Assuming that compensation is given for the loss of the ESO and the companies concerned can recover that, do the Government intend for the ISOP to have a part in the mechanism whereby costs are recovered through standing charges on bills? As the Minister knows, standing charges are substantially made up of a combination of charges for TNUoS and DUoS—transmission network use of system and distribution use of system—and a balancing charge, and, as he and other hon. Members will know, standing charges are increasing substantially as a proportion of our electricity bills. They are now about 25% of our energy bills.
It looks as if the compensation, if it can be recovered by somebody—I assume it could be recovered one way or another by National Grid in its network charges, or by the ISOP in what it eventually contributes to the standing charge—will eventually work its way into the standing charge, and hence on to customers’ bills. That makes it important to understand what the Government have in mind about what compensation should be paid to National Grid for the loss of ESO and its transfer to the ISOP.
It may be that there has been a nice agreement that no one will pay anyone compensation, and National Grid will just hand over ESO to the ISOP. I suspect that is not the case, but I have not seen anywhere—and it is not explicit in the consultation—what the level of compensation might be, who will pay it, how it might be transferred to bills and standing charges, if necessary, and how the process overall might work. It would be helpful if the Minister could give us an understanding of all that. It would certainly enable us to better judge schedule 7, as it relates to the process of how those transfers take place and what their consequences are.
On the question of why we have returned to these clauses, I am sorry that I was unable to turn up today with a blockbuster moment for the Committee. I know they were all expecting it and waiting with bated breath. Unfortunately, it is a simple matter of procedure. We temporarily skipped over the remaining clauses in part 4 to ensure that the necessary Ways and Means motion could be agreed by the House. I am pleased to confirm that the resolution was obtained on Tuesday, allowing us—I was expecting a “Hear, hear!”—to continue with clauses 132 to 139.

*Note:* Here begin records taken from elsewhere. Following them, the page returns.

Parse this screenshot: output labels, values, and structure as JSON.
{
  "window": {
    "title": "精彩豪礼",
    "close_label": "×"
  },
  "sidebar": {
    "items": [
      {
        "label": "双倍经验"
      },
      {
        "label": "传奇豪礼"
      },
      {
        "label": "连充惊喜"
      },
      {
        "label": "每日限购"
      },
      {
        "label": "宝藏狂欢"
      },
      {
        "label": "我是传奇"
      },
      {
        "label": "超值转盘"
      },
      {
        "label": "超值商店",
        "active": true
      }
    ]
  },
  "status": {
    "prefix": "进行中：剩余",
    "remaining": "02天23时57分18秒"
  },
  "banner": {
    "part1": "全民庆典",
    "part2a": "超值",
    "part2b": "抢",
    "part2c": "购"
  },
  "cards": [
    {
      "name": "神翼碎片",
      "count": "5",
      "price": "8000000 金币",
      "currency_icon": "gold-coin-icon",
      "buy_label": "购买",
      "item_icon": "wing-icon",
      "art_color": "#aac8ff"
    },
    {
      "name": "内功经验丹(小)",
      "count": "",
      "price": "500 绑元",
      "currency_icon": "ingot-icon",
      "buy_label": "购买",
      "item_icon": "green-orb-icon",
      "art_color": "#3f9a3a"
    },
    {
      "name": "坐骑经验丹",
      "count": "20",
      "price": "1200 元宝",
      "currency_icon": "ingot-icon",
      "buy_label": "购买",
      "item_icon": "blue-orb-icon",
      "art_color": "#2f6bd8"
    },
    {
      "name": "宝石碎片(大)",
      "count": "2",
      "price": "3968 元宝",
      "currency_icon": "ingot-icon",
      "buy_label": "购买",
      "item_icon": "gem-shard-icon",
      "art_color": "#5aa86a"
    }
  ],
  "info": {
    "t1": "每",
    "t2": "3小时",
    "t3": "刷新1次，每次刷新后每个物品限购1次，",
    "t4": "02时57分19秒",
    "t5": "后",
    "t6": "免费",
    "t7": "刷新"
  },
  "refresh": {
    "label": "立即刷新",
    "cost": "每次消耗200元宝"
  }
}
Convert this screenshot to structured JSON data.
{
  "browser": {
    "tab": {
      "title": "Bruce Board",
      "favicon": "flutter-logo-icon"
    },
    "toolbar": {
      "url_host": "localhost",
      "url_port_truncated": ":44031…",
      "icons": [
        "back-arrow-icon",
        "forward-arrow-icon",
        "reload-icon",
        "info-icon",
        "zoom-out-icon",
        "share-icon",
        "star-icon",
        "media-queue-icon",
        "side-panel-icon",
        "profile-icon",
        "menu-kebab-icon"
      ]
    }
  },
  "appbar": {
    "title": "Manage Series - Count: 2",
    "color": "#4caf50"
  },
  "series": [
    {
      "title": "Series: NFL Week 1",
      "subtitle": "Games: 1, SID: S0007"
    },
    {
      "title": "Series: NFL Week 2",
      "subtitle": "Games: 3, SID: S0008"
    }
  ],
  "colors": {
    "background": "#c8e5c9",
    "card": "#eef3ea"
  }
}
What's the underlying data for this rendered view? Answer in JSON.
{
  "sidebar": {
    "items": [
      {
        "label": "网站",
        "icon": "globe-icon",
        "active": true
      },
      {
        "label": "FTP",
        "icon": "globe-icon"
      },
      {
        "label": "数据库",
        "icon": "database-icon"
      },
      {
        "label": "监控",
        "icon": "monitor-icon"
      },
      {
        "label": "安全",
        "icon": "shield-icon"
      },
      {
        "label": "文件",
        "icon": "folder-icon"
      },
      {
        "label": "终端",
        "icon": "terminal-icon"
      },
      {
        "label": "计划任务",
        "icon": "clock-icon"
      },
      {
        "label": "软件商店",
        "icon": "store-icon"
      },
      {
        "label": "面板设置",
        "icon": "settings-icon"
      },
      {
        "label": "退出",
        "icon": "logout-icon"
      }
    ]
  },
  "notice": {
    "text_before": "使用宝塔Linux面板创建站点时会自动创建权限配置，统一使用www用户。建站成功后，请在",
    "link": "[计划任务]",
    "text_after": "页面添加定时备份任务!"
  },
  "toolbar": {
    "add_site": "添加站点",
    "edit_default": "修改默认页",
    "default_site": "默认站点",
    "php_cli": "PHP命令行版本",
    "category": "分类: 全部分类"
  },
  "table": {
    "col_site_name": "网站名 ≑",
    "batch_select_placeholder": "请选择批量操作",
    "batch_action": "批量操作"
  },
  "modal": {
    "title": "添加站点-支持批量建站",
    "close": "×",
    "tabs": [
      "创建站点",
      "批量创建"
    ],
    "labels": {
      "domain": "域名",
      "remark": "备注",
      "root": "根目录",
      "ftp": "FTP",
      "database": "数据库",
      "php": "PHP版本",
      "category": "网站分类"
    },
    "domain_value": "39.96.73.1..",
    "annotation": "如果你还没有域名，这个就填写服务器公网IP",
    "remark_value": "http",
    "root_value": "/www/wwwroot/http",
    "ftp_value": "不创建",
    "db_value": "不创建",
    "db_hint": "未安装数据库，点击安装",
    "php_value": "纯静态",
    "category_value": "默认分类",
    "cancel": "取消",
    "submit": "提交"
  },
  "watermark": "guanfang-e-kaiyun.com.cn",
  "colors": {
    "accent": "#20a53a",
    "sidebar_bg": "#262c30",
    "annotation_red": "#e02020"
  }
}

The Ways and Means resolution was necessary as a result of provisions that confer power on the Treasury to make regulations setting out the way taxes have effect in connection with a transfer of assets from one body to another. It was impossible to proceed with debate on the clauses until the motion was passed by the House. That has now been done, so we can proceed.
On the consultation that was published this morning, I cannot mandate when Ofgem publishes its consultations, so unfortunately that was not a consideration. However, we note that the Ofgem consultation launched today, and I will of course consider it in detail. I am happy to provide hon. Members with more detail in writing should they wish.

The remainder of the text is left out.